Ghent Developmental Balance Test Manual
Methods To evaluate test-retest reliability, 144 children were tested twice on the GDBT by the same examiner, and to evaluate interrater reliability, videotaped GDBT sessions of 22 children were rated by 3 different raters. To evaluate the known-group validity of GDBT scores, z scores on the GDBT were compared between a clinical group (n=20) and a matched control group (n=20). Windows Phone Xap File Decompiler Dll. Concurrent validity of GDBT scores with the subscale standardized scores of the Movement Assessment Battery for Children–Second Edition (M-ABC-2), the Peabody Developmental Motor Scales–Second Edition (PDMS-2), and the balance subscale of the Bruininks-Oseretsky Test–Second Edition (BOT-2) was evaluated in a combined group of the 20 children from the clinical group and 74 children who were developing typically.
Results Test-retest and interrater reliability were excellent for the GDBT total scores, with intraclass correlation coefficients of.99 and.98, standard error of measurement values of 0.21 and 0.78, and small minimal detectable differences of 0.58 and 2.08, respectively. The GDBT was able to distinguish between the clinical group and the control group ( t 38=5.456, P. Balance or postural stability is a fundamental component of movement, involving the ability to recover from instability and the ability to anticipate as well as to move in ways to avoid instability. It is the complex ability to maintain the body's center of gravity over the base of support while a person is stationary, in motion, or preparing to move or to stop moving. The body's motor, sensory, and cognitive systems work together to achieve postural stability. Various developmental motor disorders cause poor balance, which causes difficulties with the development of numerous functional activities in daily life.– To plan early interventions for young children with motor disabilities, a specific valid and reliable tool to evaluate functional balance performance is an essential part of the assessment, not only for screening and diagnosing but also to assess progress and evaluate the efficacy of interventions.

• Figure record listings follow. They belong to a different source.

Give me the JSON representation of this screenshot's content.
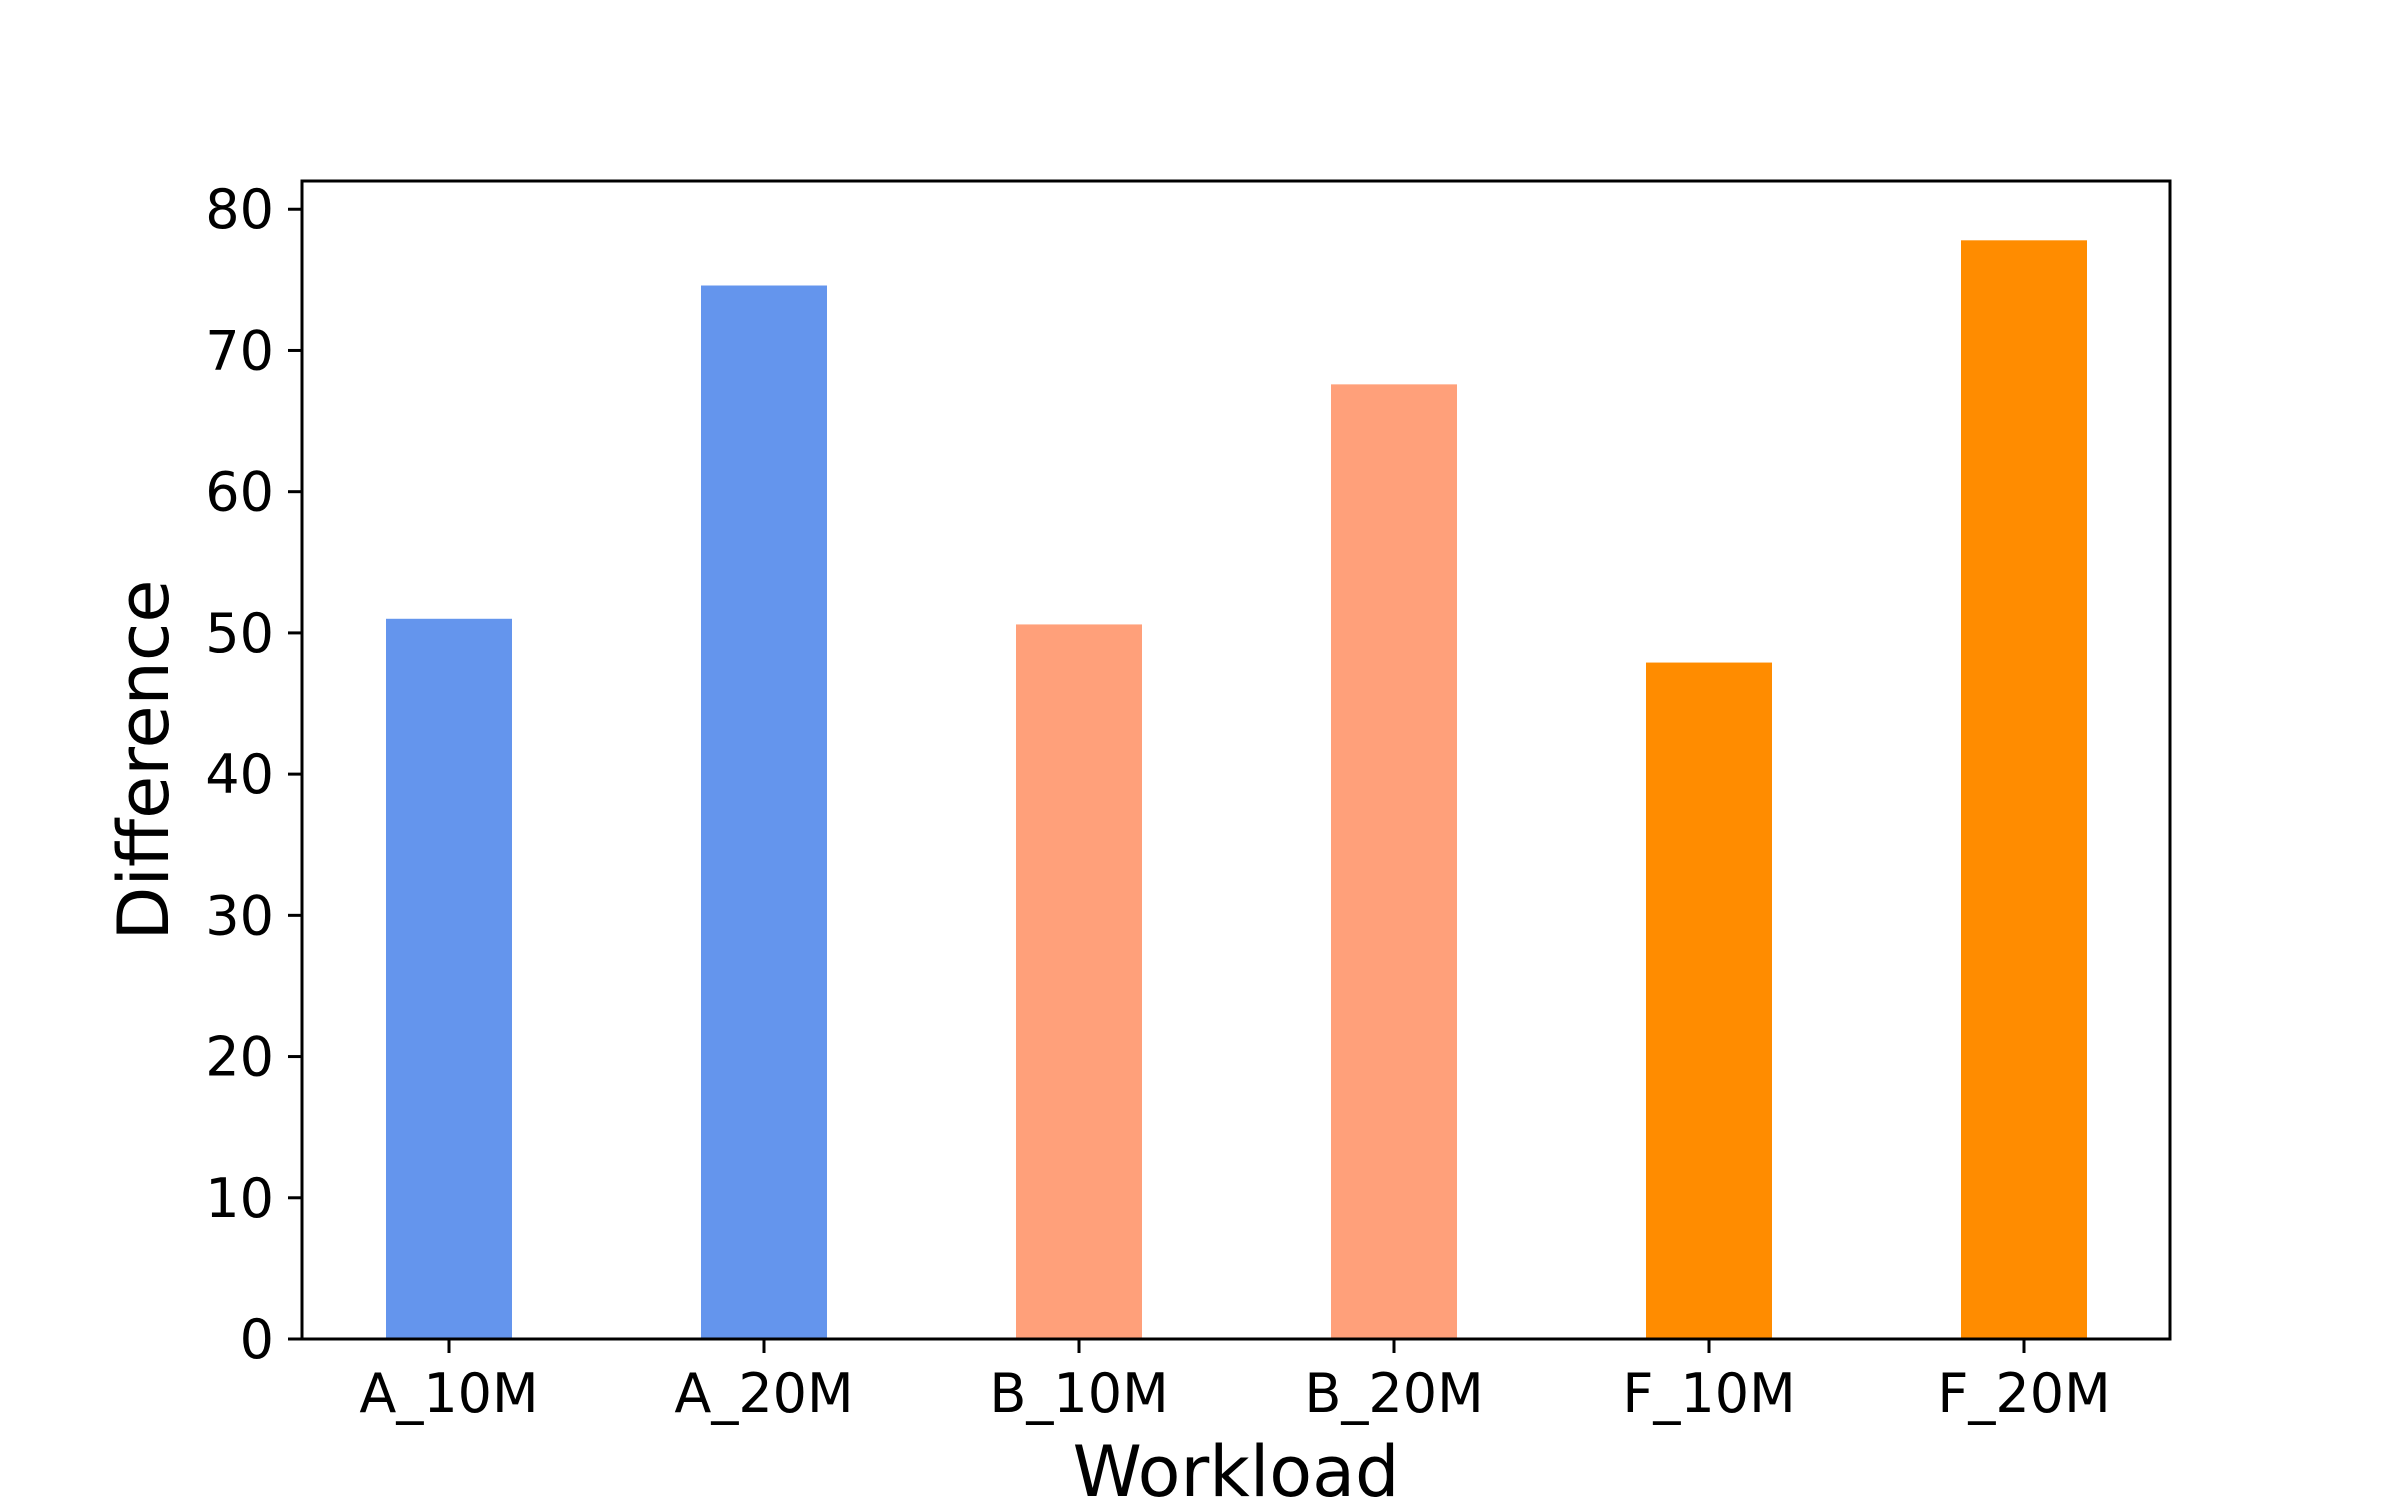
{
  "chart_data": {
    "type": "bar",
    "title": "",
    "xlabel": "Workload",
    "ylabel": "Difference",
    "categories": [
      "A_10M",
      "A_20M",
      "B_10M",
      "B_20M",
      "F_10M",
      "F_20M"
    ],
    "values": [
      51,
      74.6,
      50.6,
      67.6,
      47.9,
      77.8
    ],
    "bar_colors": [
      "#6495ED",
      "#6495ED",
      "#FFA07A",
      "#FFA07A",
      "#FF8C00",
      "#FF8C00"
    ],
    "ylim": [
      0,
      82
    ],
    "yticks": [
      0,
      10,
      20,
      30,
      40,
      50,
      60,
      70,
      80
    ],
    "grid": false,
    "legend": "none"
  }
}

Several standardized, comprehensive tests are available for motor skill assessment in children. Most of these tests encompass multiple balance tasks. Some of these tests—such as the Bruininks-Oseretsky Test–Second Edition (BOT-2), for 4- to 21-year-olds; the Peabody Developmental Motor Scales–Second Edition (PDMS-2), for 0- to 5-year-olds; and the Movement Assessment Battery for Children–Second Edition (M-ABC-2), for 3- to 16-year-olds—even offer a specific balance subscale score. Additionally, in children older than 4 to 5 years, besides clinical balance tests such as the One-Leg Stance Test., the Pediatric Reach Test,, the Berg Balance Scale, and tiltboard tip tests, posturography is a possible assessment tool to evaluate the strategies used to control balance. However, within the age range of 18 months to 5 years, the number of standardized motor tests is limited.